This article will explain the essence, principle, and applications of diffusion models, helping you to understand diffusion models in one go.
Diffusion Models
The essence of diffusion models
Definition of diffusion models:Diffusion Models are a new, advanced generative model used to generate data similar to the training data, capable of generating various high-resolution images.
The core idea of diffusion models:Diffusion Models are a generative model inspired by non-equilibrium thermodynamics. The core idea is to gradually add noise to data by simulating the diffusion process and subsequently learn to reverse this process to construct the desired data samples from the noise.
The essence of diffusion models:Utilizing Markov chains to define diffusion steps, gradually “destroying” the data into pure noise through state transitions at each step. Then, by training a neural network to approximate the true reverse diffusion process, diffusion models can gradually restore the original data from pure noise.
The principle of diffusion models
Two, the principle of diffusion models
The working principle of diffusion models:Diffusion Models damage the training data by continuously adding Gaussian noise and then restore the data by learning the reverse denoising process. After training, we can input randomly sampled noise into the model, generating data through the learned denoising process.

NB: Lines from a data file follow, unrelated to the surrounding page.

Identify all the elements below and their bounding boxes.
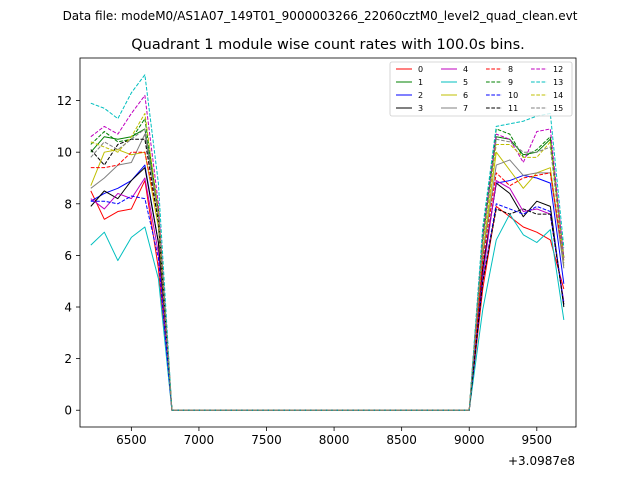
legend-label-6: 6 [463,91,468,100]
legend-label-7: 7 [463,104,468,113]
x-tick-label: 8000 [319,433,350,447]
legend-label-1: 1 [418,78,423,87]
y-axis: 0 2 4 6 8 10 12 [57,94,80,418]
legend-label-14: 14 [553,91,563,100]
x-tick-label: 6500 [116,433,147,447]
legend-label-0: 0 [418,65,423,74]
x-tick-label: 8500 [386,433,417,447]
legend-label-3: 3 [418,104,423,113]
chart-title: Quadrant 1 module wise count rates with … [131,37,525,53]
legend-label-9: 9 [508,78,513,87]
legend-label-11: 11 [508,104,518,113]
legend-label-15: 15 [553,104,563,113]
legend-label-2: 2 [418,91,423,100]
y-tick-label: 0 [64,404,72,418]
legend-frame [389,61,573,117]
plot-series [90,74,565,411]
data-file-label: Data file: modeM0/AS1A07_149T01_90000032… [63,9,578,23]
y-tick-label: 6 [64,249,72,263]
x-tick-label: 9000 [454,433,485,447]
plot-area-frame [79,57,577,428]
legend-label-8: 8 [508,65,513,74]
legend-label-12: 12 [553,65,563,74]
series-line-15 [90,128,565,411]
x-axis-offset-label: +3.0987e8 [508,454,575,468]
legend-label-5: 5 [463,78,468,87]
y-tick-label: 2 [64,352,72,366]
legend-label-10: 10 [508,91,518,100]
x-axis: 6500 7000 7500 8000 8500 9000 9500 [116,427,552,447]
x-tick-label: 7000 [184,433,215,447]
y-tick-label: 10 [57,146,72,160]
y-tick-label: 12 [57,94,72,108]
legend-label-13: 13 [553,78,563,87]
x-tick-label: 7500 [251,433,282,447]
legend-label-4: 4 [463,65,468,74]
x-tick-label: 9500 [522,433,553,447]
y-tick-label: 4 [64,301,72,315]
y-tick-label: 8 [64,197,72,211]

The working principle of diffusion models
Diffusion models are latent variable models that use Markov chains to map to latent space. This mapping allows the model to capture the inherent structure and patterns of the data in latent space.

The latent space of diffusion models
Markov Chain:A memoryless random process that has the Markov property, meaning the future depends only on the present and not on the past.

Markov chain
Learn more about Markov chains:Mathematical Foundations of Artificial Intelligence – Markov Chain
The components of diffusion models:Diffusion models primarily consist of forward diffusion and reverse diffusion.

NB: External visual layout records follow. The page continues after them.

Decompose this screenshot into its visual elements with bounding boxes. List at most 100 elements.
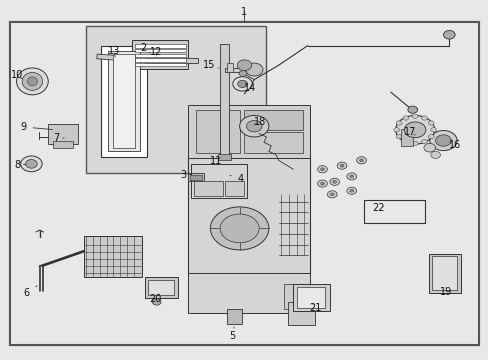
Bar: [244, 110, 303, 130]
Bar: [283, 284, 303, 309]
Circle shape: [152, 299, 161, 305]
Bar: [188, 273, 310, 313]
Bar: [108, 51, 140, 151]
Circle shape: [359, 159, 363, 162]
Bar: [227, 309, 242, 324]
Circle shape: [407, 106, 417, 113]
Text: 12: 12: [149, 46, 162, 57]
Text: 17: 17: [403, 127, 416, 137]
Bar: [193, 181, 223, 196]
Bar: [431, 256, 456, 291]
Bar: [144, 58, 198, 63]
Text: 5: 5: [229, 327, 235, 341]
Bar: [144, 277, 177, 298]
Ellipse shape: [27, 77, 37, 86]
Circle shape: [220, 214, 259, 243]
Circle shape: [339, 164, 343, 167]
Text: 4: 4: [229, 174, 244, 184]
Circle shape: [427, 134, 433, 139]
Bar: [224, 68, 242, 72]
Circle shape: [395, 134, 401, 139]
Ellipse shape: [17, 68, 48, 95]
Bar: [83, 235, 142, 277]
Bar: [135, 49, 185, 52]
Circle shape: [237, 80, 247, 87]
Bar: [135, 44, 185, 48]
Text: 19: 19: [439, 287, 451, 297]
Circle shape: [349, 175, 353, 178]
Circle shape: [317, 180, 327, 187]
Bar: [188, 105, 310, 158]
Circle shape: [327, 191, 336, 198]
Bar: [188, 153, 310, 275]
Bar: [297, 287, 325, 308]
Bar: [113, 54, 135, 148]
Text: 8: 8: [15, 159, 26, 170]
Bar: [288, 302, 315, 325]
Bar: [135, 63, 185, 66]
Circle shape: [210, 207, 268, 250]
Circle shape: [245, 63, 263, 76]
Circle shape: [237, 60, 251, 71]
Circle shape: [356, 157, 366, 164]
Bar: [190, 175, 202, 180]
Text: 2: 2: [140, 43, 150, 53]
Circle shape: [239, 71, 246, 76]
Text: 6: 6: [23, 286, 37, 298]
Circle shape: [346, 187, 356, 194]
Circle shape: [320, 182, 324, 185]
Polygon shape: [97, 54, 138, 62]
Bar: [188, 173, 203, 181]
Circle shape: [395, 116, 434, 144]
Bar: [135, 54, 185, 57]
Circle shape: [320, 168, 324, 171]
Text: 11: 11: [210, 156, 222, 166]
Bar: [101, 45, 147, 157]
Bar: [400, 129, 412, 146]
Bar: [293, 284, 329, 311]
Text: 15: 15: [203, 59, 219, 69]
Bar: [148, 280, 174, 296]
Circle shape: [435, 135, 450, 146]
Circle shape: [402, 139, 408, 144]
Text: 1: 1: [241, 7, 247, 17]
Circle shape: [443, 31, 454, 39]
Circle shape: [430, 151, 440, 158]
Text: 3: 3: [180, 170, 191, 180]
Bar: [132, 40, 188, 69]
Text: 10: 10: [11, 70, 23, 80]
Circle shape: [421, 139, 427, 144]
Bar: [227, 63, 233, 72]
Circle shape: [232, 77, 252, 91]
Text: 20: 20: [149, 294, 162, 304]
Bar: [195, 110, 239, 153]
Circle shape: [349, 189, 353, 192]
Bar: [224, 181, 244, 196]
Bar: [244, 132, 303, 153]
Circle shape: [246, 121, 262, 132]
Circle shape: [429, 131, 456, 150]
Circle shape: [423, 143, 435, 152]
Circle shape: [336, 162, 346, 169]
Bar: [428, 253, 460, 293]
Circle shape: [427, 121, 433, 125]
Circle shape: [239, 116, 268, 137]
Circle shape: [346, 173, 356, 180]
Circle shape: [20, 156, 42, 172]
Circle shape: [421, 116, 427, 120]
Text: 18: 18: [253, 117, 265, 127]
Bar: [220, 44, 228, 158]
Text: 16: 16: [448, 140, 460, 150]
Bar: [135, 58, 185, 62]
Text: 13: 13: [107, 46, 120, 57]
Bar: [217, 154, 231, 160]
Bar: [53, 140, 73, 148]
Circle shape: [395, 121, 401, 125]
Circle shape: [430, 128, 436, 132]
Text: 7: 7: [54, 133, 64, 143]
Ellipse shape: [22, 72, 42, 90]
Circle shape: [411, 141, 417, 145]
Circle shape: [404, 122, 425, 138]
Circle shape: [329, 178, 339, 185]
Text: 9: 9: [20, 122, 52, 132]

Forward diffusion and reverse diffusion
Forward diffusion:the process of gradually adding noise to the original data until it becomes pure noise.
Although this process itself cannot directly generate images, it is crucial for understanding the working principle of diffusion models and constructing the target for training samples (ground truth, GT).
Forward diffusion
Reverse diffusion:the reverse operation of forward diffusion, starting from pure noise and gradually removing noise to restore the original data.

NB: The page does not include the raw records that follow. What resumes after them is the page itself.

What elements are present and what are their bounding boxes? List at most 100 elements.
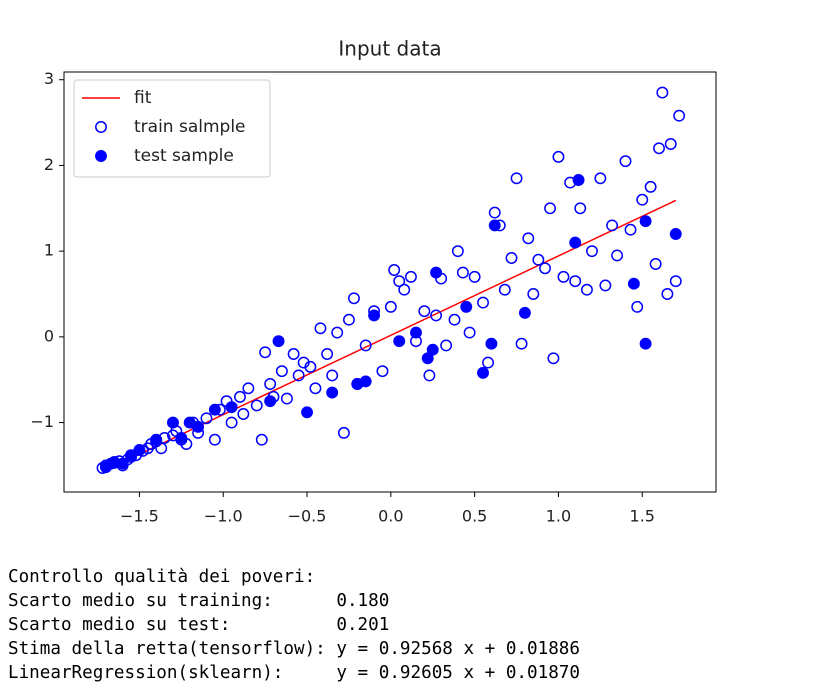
point xyxy=(669,275,682,288)
point xyxy=(644,180,657,193)
point xyxy=(639,215,652,228)
point xyxy=(527,288,540,300)
point xyxy=(569,236,582,249)
point xyxy=(669,228,682,240)
point xyxy=(423,369,436,382)
point xyxy=(314,322,327,335)
point xyxy=(208,433,221,446)
point xyxy=(552,150,565,163)
point xyxy=(348,292,360,305)
legend-box xyxy=(73,79,271,178)
point xyxy=(237,408,250,420)
point xyxy=(572,174,585,186)
point xyxy=(611,249,624,262)
point xyxy=(505,252,518,264)
legend-swatch xyxy=(95,121,107,133)
point xyxy=(557,270,570,283)
point xyxy=(321,348,334,360)
output-line: Stima della retta(tensorflow): y = 0.925… xyxy=(8,639,580,659)
legend-label: train salmple xyxy=(134,117,246,137)
point xyxy=(569,275,582,288)
point xyxy=(337,426,350,439)
output-line: LinearRegression(sklearn): y = 0.92605 x… xyxy=(8,663,580,683)
point xyxy=(275,365,288,378)
point xyxy=(405,270,417,283)
point xyxy=(192,420,205,433)
point xyxy=(488,206,501,219)
point xyxy=(234,390,246,403)
point xyxy=(430,309,443,322)
point xyxy=(421,352,434,365)
x-tick-label: 1.5 xyxy=(630,507,655,526)
point xyxy=(594,172,607,185)
point xyxy=(639,337,652,350)
point xyxy=(242,382,255,395)
point xyxy=(636,193,649,206)
point xyxy=(418,305,431,318)
point xyxy=(388,264,401,276)
point xyxy=(175,432,188,444)
point xyxy=(451,245,464,258)
point xyxy=(649,258,662,270)
point xyxy=(485,337,498,350)
point xyxy=(208,403,221,416)
point xyxy=(498,283,511,296)
point xyxy=(301,406,313,419)
legend-label: test sample xyxy=(134,146,234,166)
point xyxy=(510,172,523,185)
legend-label: fit xyxy=(134,88,152,108)
point xyxy=(631,300,644,313)
point xyxy=(539,262,551,275)
y-tick-label: 2 xyxy=(44,155,54,174)
point xyxy=(456,266,469,279)
output-line: Scarto medio su training: 0.180 xyxy=(8,591,390,611)
point xyxy=(368,309,381,322)
point xyxy=(125,449,137,462)
point xyxy=(264,395,277,408)
point xyxy=(448,313,461,326)
y-tick-label: 1 xyxy=(44,241,54,260)
x-tick-label: 1.0 xyxy=(546,507,571,526)
point xyxy=(599,279,612,292)
point xyxy=(664,138,677,150)
point xyxy=(398,283,411,296)
point xyxy=(477,366,489,379)
chart: Input data −1.5 −1.0 −0.5 0.0 0.5 1.0 1.5 −1 0 1 2… xyxy=(30,37,717,526)
point xyxy=(255,433,268,446)
point xyxy=(292,369,305,382)
point xyxy=(393,335,406,348)
y-tick-label: 3 xyxy=(44,69,54,88)
point xyxy=(200,412,213,425)
point xyxy=(309,382,322,395)
point xyxy=(342,313,355,326)
point xyxy=(376,365,389,378)
point xyxy=(661,288,674,300)
point xyxy=(673,109,686,122)
point xyxy=(280,392,293,405)
x-tick-label: 0.0 xyxy=(378,507,403,526)
point xyxy=(515,337,528,350)
point xyxy=(304,360,317,373)
point xyxy=(430,266,443,279)
point xyxy=(116,457,129,470)
point xyxy=(225,416,238,429)
fit-line xyxy=(102,199,677,473)
point xyxy=(155,442,168,455)
point xyxy=(460,300,473,313)
point xyxy=(518,306,531,319)
point xyxy=(264,378,277,390)
point xyxy=(522,232,535,245)
point xyxy=(619,155,632,168)
point xyxy=(440,339,453,352)
point xyxy=(653,142,665,155)
text-output: Controllo qualità dei poveri: Scarto medi… xyxy=(8,565,580,685)
point xyxy=(488,219,501,232)
legend-swatch xyxy=(95,150,107,162)
point xyxy=(463,326,476,339)
point xyxy=(574,202,587,215)
point xyxy=(532,253,545,266)
point xyxy=(586,245,598,258)
point xyxy=(250,399,263,412)
point xyxy=(225,401,238,414)
point xyxy=(150,433,163,446)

This process relies on the model learning how to recover the original data patterns from noise. The model learns the reverse diffusion process through a neural network, enabling it to generate samples similar to the original data.

Three, applications of diffusion models
Stable Diffusion Model:Stable Diffusion is the most advanced pattern among diffusion models.It employs a more stable, controllable, and efficient method to generate high-quality images.
Stable Diffusion was launched in August 2022 by researchers from CompVis, Stability AI, and LAION, with core technology derived from AI video editing technology startup Runway’s chief research scientist Patrick Esser and Robin Rombach from the University of Munich’s machine vision learning group.
DALL-E 2: developed by OpenAI, known for its highly detailed and creative images based on text descriptions.
It uses advanced diffusion technology to generate both imaginative and realistic images, making it a popular tool in creative and artistic applications.